L’homme est un être étrange : il a des besoins très élevés, il connaît le bien et le mal et il ne peut pas éliminer de son esprit cette connaissance mystérieuse. C’est sa caractéristique essentielle, bien plus noble que son aptitude à penser ; en cela, il ressemble à Dieu. Il connaît le bien et le mal d’une façon intrinsèque, sans qu’une loi lui impose la distinction entre ce qui est bien et ce qui est mal, même si parfois sa conscience est oblitérée. Il est impossible à l’homme de chasser de son esprit la voix de sa conscience. Cette faculté témoigne qu’il est différent d’une bête. Un enfant très jeune a déjà des réactions qui trahissent l’activité de sa conscience. La lumière entre dans l’homme par la conscience, non par la pensée ou par un effort mental : c’est l’erreur des rationalistes, qui tous aboutissent à une impasse. On ne découvre pas Dieu par la pensée, mais par la conscience. Dieu nous parle d’une façon suffisante, mais très sommaire, des profonds secrets de sa création. En revanche, la Bible toute entière abonde et surabonde en considérations et instructions relatives au bien et au mal. La Parole de Dieu, c’est cela ; c’est ce qui la distingue de tous les livres humains, c’est ce qui la dresse contre tous les livres humains. Si vous parlez à des gens instruits de telle question relative à la création, leurs oreilles s’ouvrent ; ils sont flattés de se considérer comme des dieux capables d’expliquer certains phénomènes de la sphère dans laquelle ils se meuvent et qu’ils estiment être leur propriété. Mais dès que vous touchez la question du péché, vous ne trouvez plus d’oreille pour vous écouter. Or l’Écriture ne parle, au fond, que de cela. On n’aurait pas besoin de la grâce s’il n’y avait pas de péché. La grâce entre en scène parce que le péché l’a précédée. Dieu est trop bon pour nous amuser avec des questions secondaires, comme la création d’un monde qu’il détruira un jour, ou la création de l’homme qu’il détruira aussi dans sa forme actuelle.
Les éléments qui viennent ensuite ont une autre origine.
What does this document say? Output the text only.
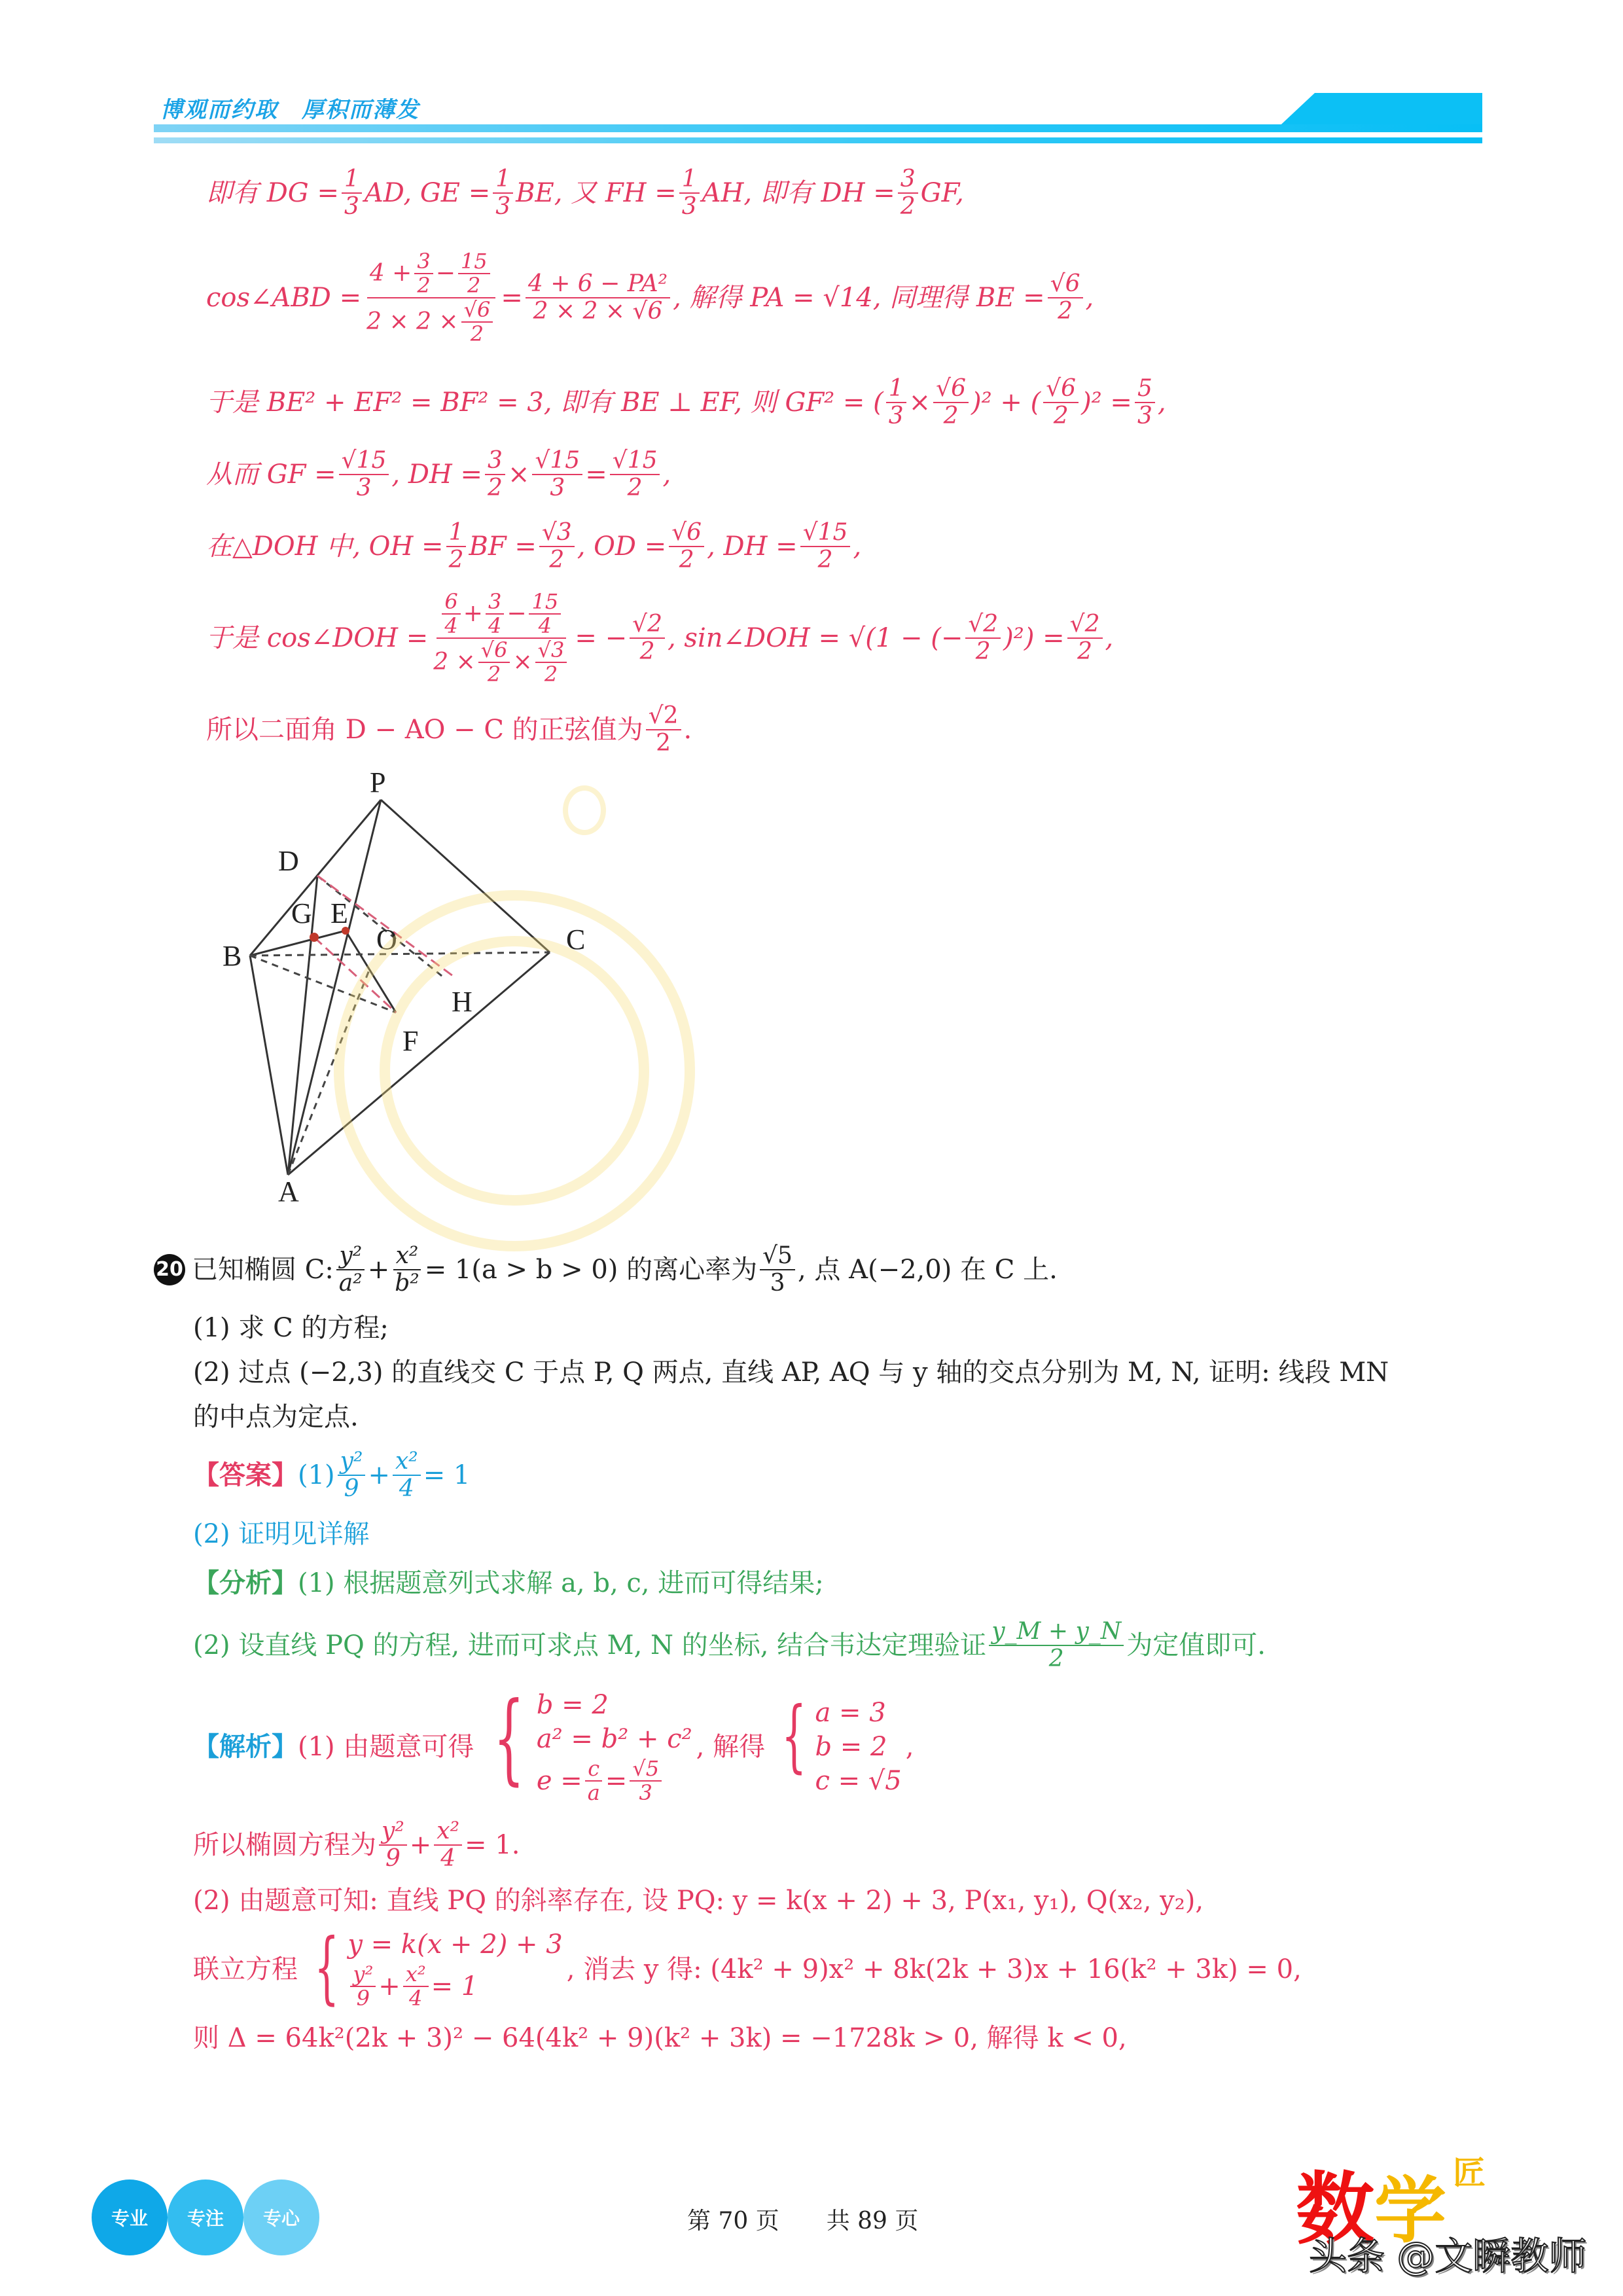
博观而约取　厚积而薄发
即有 DG = $\frac{1}{3}$ AD, GE = $\frac{1}{3}$ BE, 又 FH = $\frac{1}{3}$ AH, 即有 DH = $\frac{3}{2}$ GF,
cos∠ABD = $\frac{4 + \frac{3}{2} - \frac{15}{2}}{2 \times 2 \times \frac{√6}{2}} = \frac{\text{4 + 6 − PA²}}{2 \times 2 \times √6}$ , 解得 PA = √14, 同理得 BE = $\frac{√6}{2}$ ,
于是 BE² + EF² = BF² = 3, 即有 BE ⊥ EF, 则 GF² = ( $\frac{1}{3} \times \frac{√6}{2} )^2$ + ( $\frac{√6}{2} )^2 = \frac{5}{3}$ ,
从而 GF = $\frac{√15}{3}$ , DH = $\frac{3}{2} \times \frac{√15}{3} = \frac{√15}{2}$ ,
在△DOH 中, OH = $\frac{1}{2}$ BF = $\frac{√3}{2}$ , OD = $\frac{√6}{2}$ , DH = $\frac{√15}{2}$ ,
于是 cos∠DOH = $\frac{\frac{6}{4} + \frac{3}{4} - \frac{15}{4}}{2 \times \frac{√6}{2} \times \frac{√3}{2}}$ = − $\frac{√2}{2}$ , sin∠DOH = √(1 − (− $\frac{√2}{2} )^2) = \frac{√2}{2}$ ,
所以二面角 D − AO − C 的正弦值为 $\frac{√2}{2}$ .
P
D
G E
O
B
C
H
F
A
20 已知椭圆 C: $\frac{\text{y²}}{\text{a²}} + \frac{\text{x²}}{\text{b²}} = 1(a > b > 0)$ 的离心率为 $\frac{√5}{3}$ , 点 A(−2,0) 在 C 上.
(1) 求 C 的方程;
(2) 过点 (−2,3) 的直线交 C 于点 P, Q 两点, 直线 AP, AQ 与 y 轴的交点分别为 M, N, 证明: 线段 MN
的中点为定点.
【答案】 $(1) \frac{\text{y²}}{9} + \frac{\text{x²}}{4} = 1$
(2) 证明见详解
【分析】 (1) 根据题意列式求解 a, b, c, 进而可得结果;
(2) 设直线 PQ 的方程, 进而可求点 M, N 的坐标, 结合韦达定理验证 $\frac{y\_M + y\_N}{2}$ 为定值即可.
【解析】 (1) 由题意可得 { b = 2
a² = b² + c²
$e = \frac{c}{a} = \frac{√5}{3}$
, 解得 { a = 3
b = 2
c = √5
,
所以椭圆方程为 $\frac{\text{y²}}{9} + \frac{\text{x²}}{4} = 1$.
(2) 由题意可知: 直线 PQ 的斜率存在, 设 PQ: y = k(x + 2) + 3, P(x₁, y₁), Q(x₂, y₂),
联立方程 { y = k(x + 2) + 3
$\frac{\text{y²}}{9} + \frac{\text{x²}}{4} = 1$
, 消去 y 得: (4k² + 9)x² + 8k(2k + 3)x + 16(k² + 3k) = 0,
则 Δ = 64k²(2k + 3)² − 64(4k² + 9)(k² + 3k) = −1728k > 0, 解得 k < 0,
专业	专注	专心	第 70 页　　共 89 页	数 学 匠
头条 @文瞬教师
La Parole de Dieu est entièrement consacrée aux activités divines à l’égard de la misère qui a fondu sur l’humanité, un des tout premiers jours de la création, en raison d’un péché jugé aujourd’hui dérisoire. Ce n’est pas par convention que les frères le disent, probablement plus et mieux que la plupart des vrais chrétiens d’ailleurs ; s’ils sont vrais devant Dieu, ils le disent par une profonde conviction intérieure : l’homme est un être perdu, et Dieu nous a raconté l’histoire tragique de cette chute. Les moralistes sentent bien qu’il faut regarder cette misère en face, le mensonge, la souffrance, la maladie, la mort. Toutes les couches sociales sont touchées, de l’homme le plus frustre à l’homme le plus raffiné. L’Écriture est claire, il n’y a pas de différence. Le reste est un vernis dont on revêt un matériau perdu. Les frères et les soeurs âgés ont pu l’apprendre en apprenant à se connaître eux-mêmes ; mais je dis cela aux jeunes pour que le monde ne les détourne pas ; ils ont à portée de mains le seul foyer de lumière qui existe dans ce monde couvert de ténèbres.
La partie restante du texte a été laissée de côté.